Presiden menegaskan, RAPBN 2026 disusun untuk memperkuat fondasi kemandirian bangsa, mempercepat pembangunan ekonomi rakyat, sekaligus menempatkan Indonesia sebagai kekuatan global.
Delapan agenda prioritas yang dipaparkan Presiden mencakup:
- Ketahanan pangan – Alokasi Rp164,4 triliun untuk swasembada beras dan jagung melalui pencetakan sawah baru, subsidi pupuk tepat sasaran, dukungan bibit unggul, dan modernisasi alat pertanian.
- Ketahanan energi – Rp402,4 triliun untuk peningkatan produksi migas, transisi energi bersih, subsidi tepat sasaran, serta pengembangan energi baru terbarukan (surya, hidro, panas bumi, bioenergi).
- Makan Bergizi Gratis (MBG) – Rp335 triliun untuk 82,9 juta penerima manfaat, mencakup siswa, ibu hamil, dan balita.
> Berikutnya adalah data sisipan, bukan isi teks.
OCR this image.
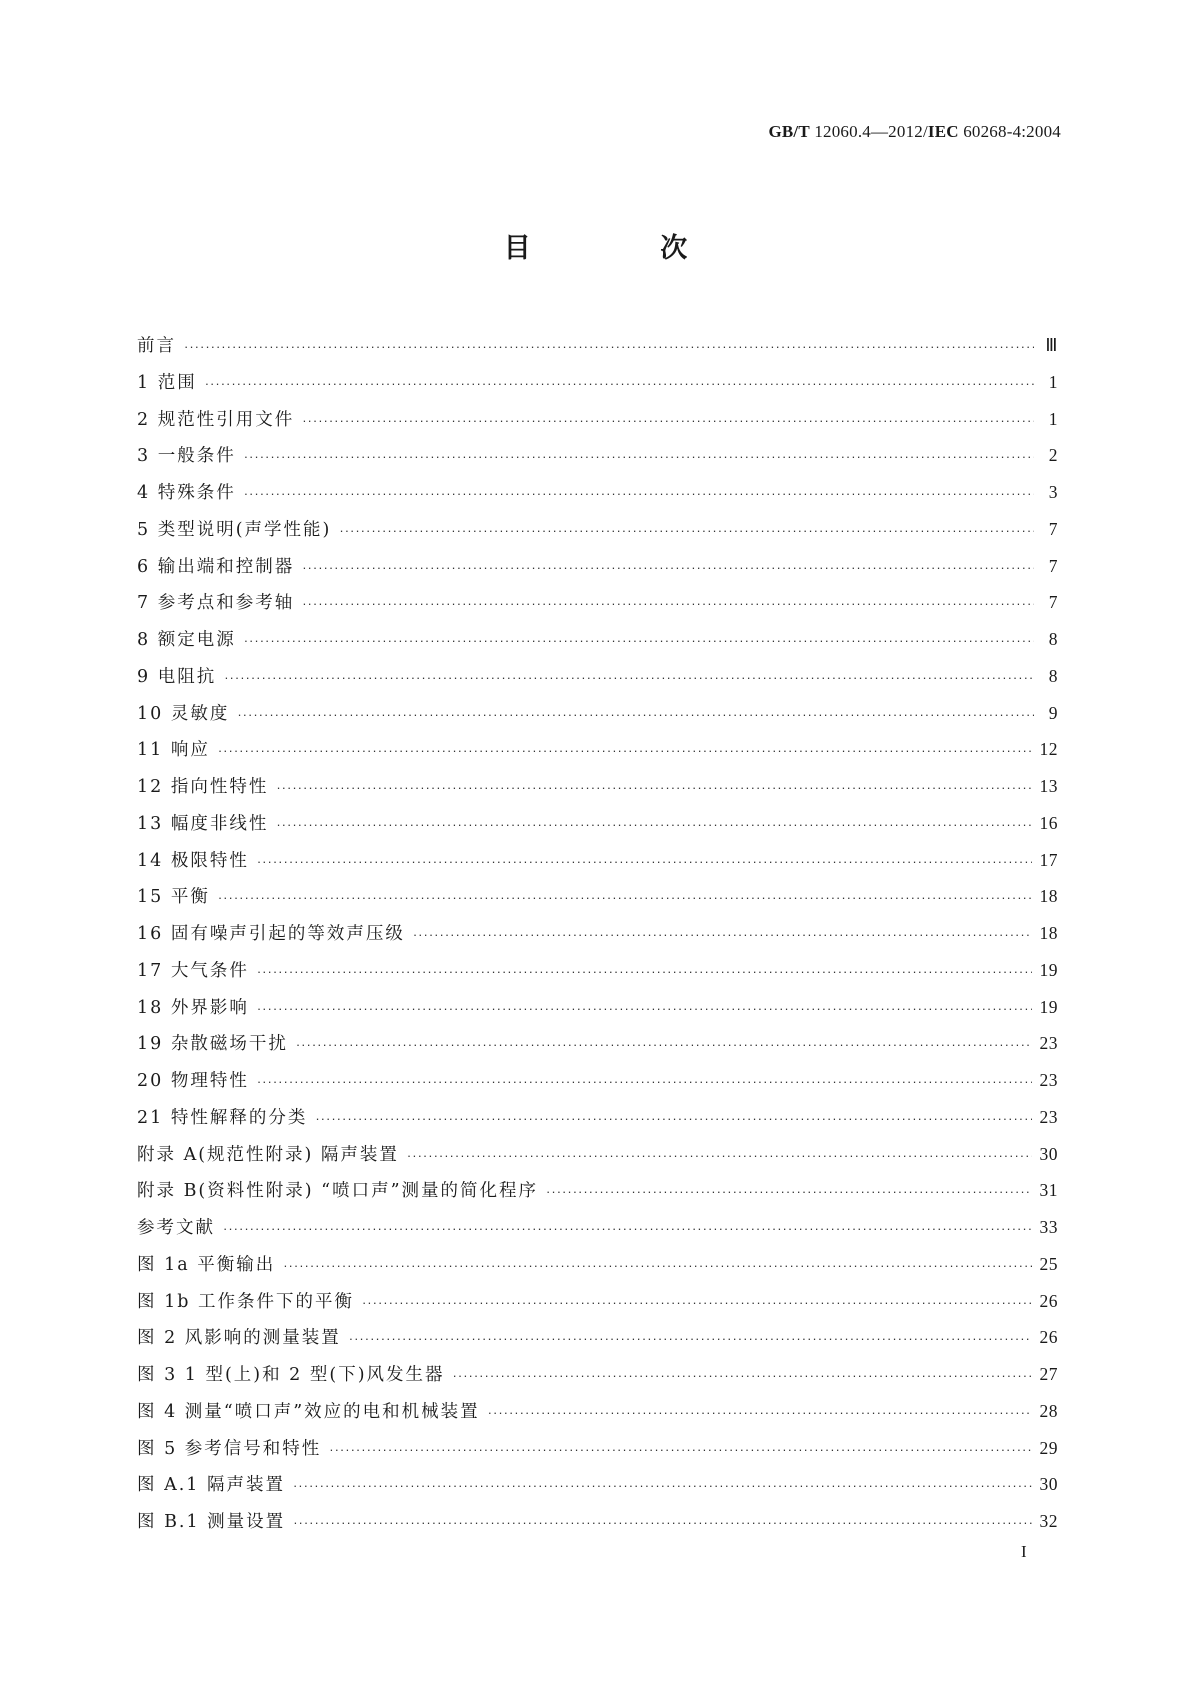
GB/T 12060.4—2012/IEC 60268-4:2004
目 次
前言 ·····	Ⅲ
1 范围 ·····	1
2 规范性引用文件 ·····	1
3 一般条件 ·····	2
4 特殊条件 ·····	3
5 类型说明(声学性能) ·····	7
6 输出端和控制器 ·····	7
7 参考点和参考轴 ·····	7
8 额定电源 ·····	8
9 电阻抗 ·····	8
10 灵敏度 ·····	9
11 响应 ·····	12
12 指向性特性 ·····	13
13 幅度非线性 ·····	16
14 极限特性 ·····	17
15 平衡 ·····	18
16 固有噪声引起的等效声压级 ·····	18
17 大气条件 ·····	19
18 外界影响 ·····	19
19 杂散磁场干扰 ·····	23
20 物理特性 ·····	23
21 特性解释的分类 ·····	23
附录 A(规范性附录) 隔声装置 ·····	30
附录 B(资料性附录) “喷口声”测量的简化程序 ·····	31
参考文献 ·····	33
图 1a 平衡输出 ·····	25
图 1b 工作条件下的平衡 ·····	26
图 2 风影响的测量装置 ·····	26
图 3 1 型(上)和 2 型(下)风发生器 ·····	27
图 4 测量“喷口声”效应的电和机械装置 ·····	28
图 5 参考信号和特性 ·····	29
图 A.1 隔声装置 ·····	30
图 B.1 测量设置 ·····	32
I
Program ini juga mendorong pertumbuhan UMKM, petani, nelayan, dan peternak.
- Pendidikan bermutu – Rp757,8 triliun (20% APBN) untuk peningkatan kualitas guru, pendidikan vokasi, beasiswa PIP dan KIP Kuliah, serta penguatan sekolah rakyat dan sekolah unggul Garuda.
- Kesehatan berkualitas – Rp244 triliun untuk revitalisasi rumah sakit, pengendalian penyakit menular, cek kesehatan gratis, serta meringankan beban masyarakat.
- Perekonomian rakyat – Pendirian 80 ribu koperasi desa/kelurahan Merah Putih guna memperluas akses sembako, logistik, pupuk, dan layanan keuangan murah bagi UMKM.
- Pertahanan rakyat semesta – Modernisasi alutsista, penguatan komponen cadangan, pemberdayaan industri strategis, serta pemanfaatan sumber daya alam strategis seperti rare earth.
- Investasi dan perdagangan global – Melalui Danantara Indonesia, pemerintah mendorong hilirisasi senilai USD38 miliar dan pembangunan 3 juta rumah rakyat untuk memperkuat posisi Indonesia dalam rantai pasok dunia.
“RAPBN 2026 adalah momentum bagi Indonesia untuk melanjutkan transformasi menuju bangsa mandiri, sejahtera, dan disegani di tingkat global,” tegas Presiden Prabowo.